La tensión bélica entre Estados Unidos e Irán escala con despliegues militares masivos de Washington, incluyendo portaaviones como el Gerard Ford y el Abraham Lincoln posicionados en el Mediterráneo y cercanías de Irán. Donald Trump emitió un ultimátum de 10 días para un acuerdo nuclear, amenazando acciones si no hay avances, tras fallidas conversaciones en Ginebra entre representantes estadounidenses e iraníes. Irán responde con promesas de reciprocidad implacable, mientras Rusia se suma a ejercicios navales de Teherán.
Analistas como Luciano Sacara desde Qatar destacan el riesgo concreto de guerra, con rumores constantes de un ataque inminente y presión regional de países del Golfo, Pakistán, Turquía y Egipto para evitarlo. Se menciona la Guerra de los 12 días y el desgaste del régimen iraní, con posibles salidas diplomáticas en Suiza, territorio neutro. Sin embargo, las aspiraciones de Trump en política exterior complican cualquier retroceso de EE.UU. tras el despliegue.
Alejandro Corbacho subraya el rol de Israel, que busca una resolución rápida y presiona contra el programa nuclear, misiles y apoyo iraní a milicias como Hamas, Hezbollah y hutíes en Yemen. Se discute el control de Hamas en Gaza y la necesidad de una fuerza neutral.

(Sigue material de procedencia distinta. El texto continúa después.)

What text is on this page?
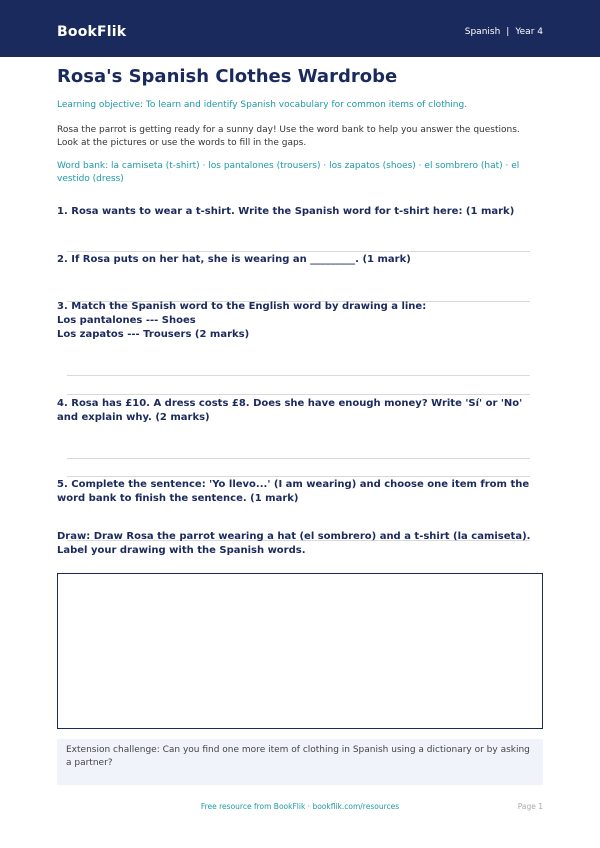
BookFlik	Spanish | Year 4
Rosa's Spanish Clothes Wardrobe
Learning objective: To learn and identify Spanish vocabulary for common items of clothing.
Rosa the parrot is getting ready for a sunny day! Use the word bank to help you answer the questions. Look at the pictures or use the words to fill in the gaps.
Word bank: la camiseta (t-shirt) · los pantalones (trousers) · los zapatos (shoes) · el sombrero (hat) · el vestido (dress)
1. Rosa wants to wear a t-shirt. Write the Spanish word for t-shirt here: (1 mark)
2. If Rosa puts on her hat, she is wearing an _________. (1 mark)
3. Match the Spanish word to the English word by drawing a line:
Los pantalones --- Shoes
Los zapatos --- Trousers (2 marks)
4. Rosa has £10. A dress costs £8. Does she have enough money? Write 'Sí' or 'No' and explain why. (2 marks)
5. Complete the sentence: 'Yo llevo...' (I am wearing) and choose one item from the word bank to finish the sentence. (1 mark)
Draw: Draw Rosa the parrot wearing a hat (el sombrero) and a t-shirt (la camiseta). Label your drawing with the Spanish words.
Extension challenge: Can you find one more item of clothing in Spanish using a dictionary or by asking a partner?
Free resource from BookFlik · bookflik.com/resources	Page 1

Líneas rojas mutuas en negociaciones incluyen enriquecimiento nuclear, con un trascendido de que EE.UU. podría aceptar un porcentaje bajo, similar al acuerdo de 2015, para salvar la cara a Irán.
La diplomacia coercitiva de Trump muestra palos sin zanahorias: demandas de enriquecimiento cero, misiles limitados a 300 km y ruptura de alianzas regionales, sin garantías para Irán, que ve su programa misilístico como disuasión ante invasiones pasadas. Países del Golfo temen impactos en el Estrecho de Ormuz, por donde pasa el 20% del petróleo mundial. Irán gana tiempo, recuperando capacidades mientras EE.UU. enfrenta escasez de materiales por múltiples conflictos.
El panel debate si hay avances en diálogos subsuperficie, con posible concesión en enriquecimiento para un acuerdo que permita a Irán venderlo internamente. El estilo de Trump impone disuasión mediante fuerza militar antes de negociar, pero el régimen iraní, debilitado económicamente y por ataques a aliados, resiste. La región busca evitar una confrontación que elimine al régimen, una apuesta durísima e ilegítima.